Barker was a cast member of several soap operas, including portraying Grace Harris Tyrel on The Secret Storm in 1969–1970, Sophia Slocum on For Richer, For Poorer in 1977–1978 and Leueen Parrish on Another World in 1978–1979. She also appeared as a guest on the soap operas Love of Life and The Edge of Night (1970). From 1963 to 1973, she appeared in 61 episodes of The Doctors.

==Later life and death==
In the 1950s and 1960s Barker was an active member of the Cosmopolitan Club, and director of several amateur drama productions put on by the group. In her later life from the 1970s onward, she divided her time between homes in Fairfield, Connecticut and Vers, France.

Barker died of lung cancer on April 3, 1992, in New York City at the age 83. Her obituary stated that Ann Macfarlane was her longtime partner.

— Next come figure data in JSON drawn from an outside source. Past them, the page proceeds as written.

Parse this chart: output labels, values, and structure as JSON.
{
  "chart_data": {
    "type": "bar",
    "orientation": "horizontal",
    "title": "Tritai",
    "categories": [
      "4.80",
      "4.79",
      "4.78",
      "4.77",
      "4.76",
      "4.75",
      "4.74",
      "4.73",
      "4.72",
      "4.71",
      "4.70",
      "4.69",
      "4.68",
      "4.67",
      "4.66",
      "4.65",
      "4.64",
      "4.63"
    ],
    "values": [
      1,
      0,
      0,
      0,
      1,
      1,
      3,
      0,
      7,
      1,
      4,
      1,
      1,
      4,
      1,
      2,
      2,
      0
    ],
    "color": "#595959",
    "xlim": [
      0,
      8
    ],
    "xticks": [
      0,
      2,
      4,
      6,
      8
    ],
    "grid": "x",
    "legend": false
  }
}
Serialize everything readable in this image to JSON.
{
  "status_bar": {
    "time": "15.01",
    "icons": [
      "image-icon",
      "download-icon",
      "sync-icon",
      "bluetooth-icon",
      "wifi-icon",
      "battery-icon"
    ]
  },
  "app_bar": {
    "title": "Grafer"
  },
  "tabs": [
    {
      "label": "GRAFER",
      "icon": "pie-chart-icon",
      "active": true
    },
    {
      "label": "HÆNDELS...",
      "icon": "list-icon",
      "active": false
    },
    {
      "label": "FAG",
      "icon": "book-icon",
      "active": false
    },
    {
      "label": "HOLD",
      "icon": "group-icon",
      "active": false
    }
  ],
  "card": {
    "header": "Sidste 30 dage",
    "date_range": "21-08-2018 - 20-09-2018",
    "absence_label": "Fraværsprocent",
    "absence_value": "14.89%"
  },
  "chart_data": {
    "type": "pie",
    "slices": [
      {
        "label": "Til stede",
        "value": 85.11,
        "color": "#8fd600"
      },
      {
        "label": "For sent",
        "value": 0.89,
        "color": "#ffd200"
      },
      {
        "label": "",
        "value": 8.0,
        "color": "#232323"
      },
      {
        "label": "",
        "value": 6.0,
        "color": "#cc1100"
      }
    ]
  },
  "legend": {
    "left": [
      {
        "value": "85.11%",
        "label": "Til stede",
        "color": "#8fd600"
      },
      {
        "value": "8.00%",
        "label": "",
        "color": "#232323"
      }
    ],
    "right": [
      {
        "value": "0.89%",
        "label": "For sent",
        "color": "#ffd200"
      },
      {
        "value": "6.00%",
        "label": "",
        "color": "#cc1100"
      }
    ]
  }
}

Her personal paper are held in the New York Public Library archives. The archives mention both Macfarlane and the artist Halley Erskine as her companions. (Note: It is unclear from the archive description as to the exact nature of these relationships. It is possible that Barker was in lesbian relationships with these women, but it is also possible they merely lived together and were just close friends and roommates. Sources have not yet addressed Barker's sexuality.)